Despite a number of issues facing the gas pipeline industry, such as sufficient future gas supplies to the southeast states and the ongoing review of the regulatory system, Mr Bennett said the board was confident of maintaining strong business performance.
Australian Pipeline Trust managing director Jim McDonald said that since listing in June 2000, APA had consistently performed above forecasts. "APA sees a great future in bringing further gas supplies to the southeast states from the Timor Sea and Papua New Guinea and developing a national grid," he said.
But he emphasised that unless there was greater certainty from the regulator on a number of issues, new investments in the transmission of gas from these or other areas were uncertain.

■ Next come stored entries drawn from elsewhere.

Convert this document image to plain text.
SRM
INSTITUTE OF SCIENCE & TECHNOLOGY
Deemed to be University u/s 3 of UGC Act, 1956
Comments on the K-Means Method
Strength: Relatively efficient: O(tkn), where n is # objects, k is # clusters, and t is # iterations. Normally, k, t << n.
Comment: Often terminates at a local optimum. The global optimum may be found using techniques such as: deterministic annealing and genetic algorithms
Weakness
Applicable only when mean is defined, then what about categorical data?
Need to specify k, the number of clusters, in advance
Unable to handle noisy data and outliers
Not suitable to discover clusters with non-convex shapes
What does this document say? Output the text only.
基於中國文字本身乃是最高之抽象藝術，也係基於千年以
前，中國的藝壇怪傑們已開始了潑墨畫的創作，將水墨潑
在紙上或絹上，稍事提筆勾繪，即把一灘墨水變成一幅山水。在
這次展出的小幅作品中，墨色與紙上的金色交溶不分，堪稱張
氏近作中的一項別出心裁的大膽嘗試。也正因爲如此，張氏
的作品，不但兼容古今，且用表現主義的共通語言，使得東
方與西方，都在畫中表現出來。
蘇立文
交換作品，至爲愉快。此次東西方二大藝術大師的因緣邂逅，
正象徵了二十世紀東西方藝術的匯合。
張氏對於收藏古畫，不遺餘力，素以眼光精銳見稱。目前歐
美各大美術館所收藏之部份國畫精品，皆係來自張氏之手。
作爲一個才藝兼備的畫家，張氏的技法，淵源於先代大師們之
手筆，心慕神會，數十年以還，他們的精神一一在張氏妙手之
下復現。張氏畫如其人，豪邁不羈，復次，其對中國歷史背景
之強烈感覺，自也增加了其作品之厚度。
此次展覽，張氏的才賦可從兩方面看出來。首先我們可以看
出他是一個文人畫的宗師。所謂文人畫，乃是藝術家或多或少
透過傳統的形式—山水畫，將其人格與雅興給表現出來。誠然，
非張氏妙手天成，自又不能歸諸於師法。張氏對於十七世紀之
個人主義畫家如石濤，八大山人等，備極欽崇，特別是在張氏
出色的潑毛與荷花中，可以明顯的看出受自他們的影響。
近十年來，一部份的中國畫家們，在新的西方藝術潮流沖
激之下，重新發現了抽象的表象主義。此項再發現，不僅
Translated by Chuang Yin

"APA awaits the release of the Productivity Commission report on Part 111A of the Trade Practices Act as it relates to pipeline regulation, and the Council of Australian Governments energy markets review.
"These will be important inputs to ensuring the future regulatory environment is conducive to investment in pipelines," Mr McDonald said.
Mr McDonald added an effective national energy policy was vital to delivering an affordable and sustainable natural gas supply for the benefit of the Australian community.
"The APA board remains committed to gas transmission, but will consider other related investment opportunities which maintain and enhance unit holders' returns and diversify the business risks associated with a regulated business," he said.